MIAMI COUNTY — The nearly 16,000 voters in Miami County who requested absentee ballots are experiencing a delay in receiving those ballots due to a third-party vendor issue, according to the board of elections officials.
Director Laura Bruns reported the issue to the board of elections on Tuesday during a special meeting.
“On Friday we learned that Midwest Direct, which is the mailing company that IVS (a third party vendor) actually contracts with, we don’t have a direct contract with Midwest, but we learned they were having some delays,” Bruns said. “We understood that they were having an equipment issue over the weekend, prior to the start of early voting.”
Bruns said Miami County is one of 14 counties the mailing company is to send out ballots — including large Ohio counties including Cuyahoga County (Cleveland area), Summit, Butler counties.
“They are working very hard to catch up,” Bruns said. “Our understanding is that our ballots are out.”
The board previously approved to use IVS, the lowest bidder for $2.23 per ballot for up to 25,000 ballots.
The IVS vendor receives Miami County’s requests for absentee voting. The quote included database and election setup, packet assembly, and mailing, which includes ballot, return envelope security sleeve and voter instructions; ballot printing, USPS mail tracking, and postage.

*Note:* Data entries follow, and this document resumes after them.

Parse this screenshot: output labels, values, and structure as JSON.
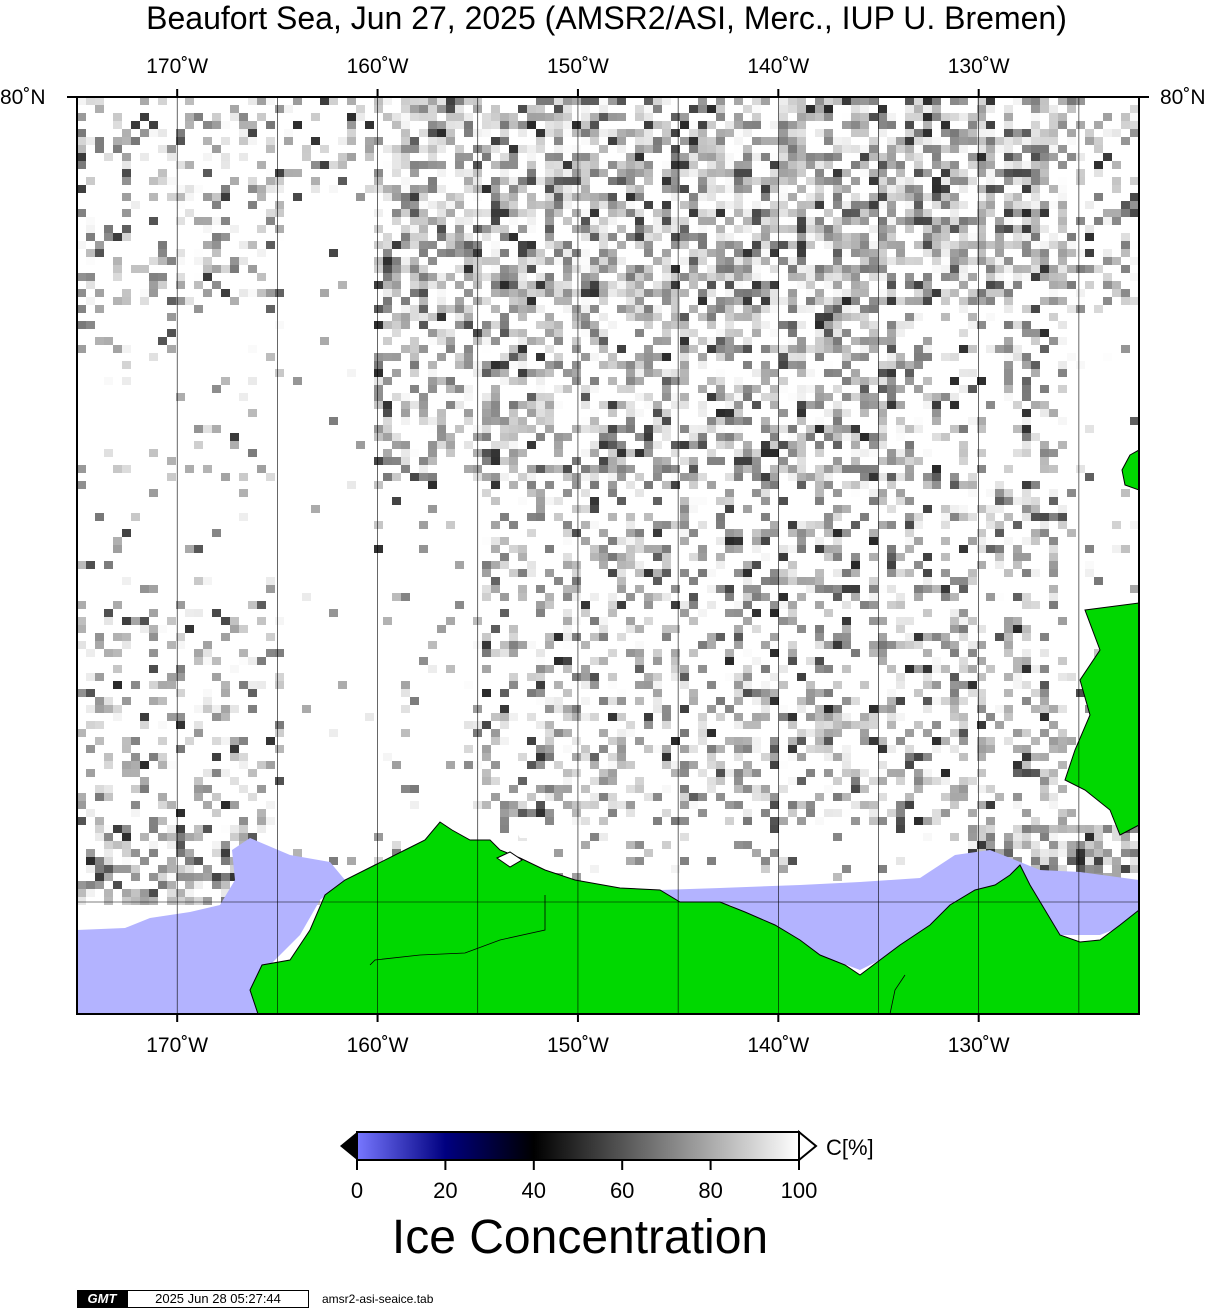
{
  "title": "Beaufort Sea, Jun 27, 2025 (AMSR2/ASI, Merc., IUP U. Bremen)",
  "map": {
    "projection": "Mercator",
    "lon_range": [
      -175,
      -122
    ],
    "lat_top_label": "80˚N",
    "lon_ticks_deg": [
      -170,
      -160,
      -150,
      -140,
      -130
    ],
    "lon_tick_labels": [
      "170˚W",
      "160˚W",
      "150˚W",
      "140˚W",
      "130˚W"
    ],
    "gridline_lons_deg": [
      -170,
      -165,
      -160,
      -155,
      -150,
      -145,
      -140,
      -135,
      -130,
      -125
    ],
    "colors": {
      "land": "#00d800",
      "open_water": "#b3b3ff",
      "frame": "#000000"
    }
  },
  "colorbar": {
    "ticks": [
      0,
      20,
      40,
      60,
      80,
      100
    ],
    "tick_labels": [
      "0",
      "20",
      "40",
      "60",
      "80",
      "100"
    ],
    "unit_label": "C[%]",
    "title": "Ice Concentration",
    "colors": {
      "low": "#7777ff",
      "mid_low": "#000080",
      "mid": "#000000",
      "high": "#ffffff"
    }
  },
  "footer": {
    "logo_text": "GMT",
    "timestamp": "2025 Jun 28 05:27:44",
    "source_file": "amsr2-asi-seaice.tab"
  }
}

Bruns said those ballots can be tracked online by voters with the post office. Bruns said Butler County officials have reported once the ballots were out, it took two days to be delivered to residents. Monday was a federal holiday and the post office was closed.
“We are anticipating those ballots will be reaching people by the end of this week, which is still plenty of time to get them back to us,” she said. “Not exactly the start we’d like to have had with our mail, but it’s going and the number of applications we have been receiving has increased — it’s just so different from a typical presidential election year.”
Bruns said the office has been fielding phone calls from concerned voters.
“We are getting that word out to the voters that we are working on getting those ballots out as quickly as possible,” Bruns said.
Chairman David Fisher said he got online to track his ballot request on Tuesday. Fisher said he read it was “in the mail” on Oct. 6 to which Bruns explained that was the day the Miami County Board of Elections sent their absentee application request files to the IBS vendors.
Bruns said she doesn’t know if there’s a way to change the wording on the tracking system to clarify the process, but Deputy Director Ian Ridgeway said the only way he’d know how to do it is one-by-one.
Bruns and Ridgeway both said it’s positive that voters are looking at the tracking system for their ballots for the application to when their ballot is received by the office.
• New directive for absentee voters who want to vote early instead
If a voter has decided to vote in person rather than by mail, but they’ve already requested an absentee ballot, a new change in the rules from the Secretary of State’s Office states you can vote early in person.
If a voter has already received an absentee ballot in the mail, the board of elections will ask for it back and give you a new, regular ballot at the early in-person voting site. You’re not required to return the other ballot as a condition for getting a new one, however. Ohio counts early ballots as they come in, so your vote will be processed ahead of Election Day.
If you’ve requested an absentee but show up to vote on Election Day, you will have to vote provisionally, meaning the ballot won’t be added to the count until after Nov. 3.
“The board of elections may count only one ballot per voter,” the directive says. “If the voter marks and returns more than one ballot, the board must count only the first ballot received. It is a felony to vote more than once in the same election.”
The deadline to request an absentee ballot is three days before the election, but voters can submit their application at any time. If mailed, absentee ballots must be postmarked by the day before the election in order to be counted. You can also return your absentee ballot in-person to the county board of elections before the close of the polls at 7:30 p.m. on Election Day, Nov. 3.
In Ohio, absentee ballot requests increased by 316,033 to a total of 2,470,268 absentee ballot applications received by county boards of elections statewide. This includes 23,853 requests from military and overseas voters. At the same time during the 2016 election, 1,245,670 absentee ballots had been requested.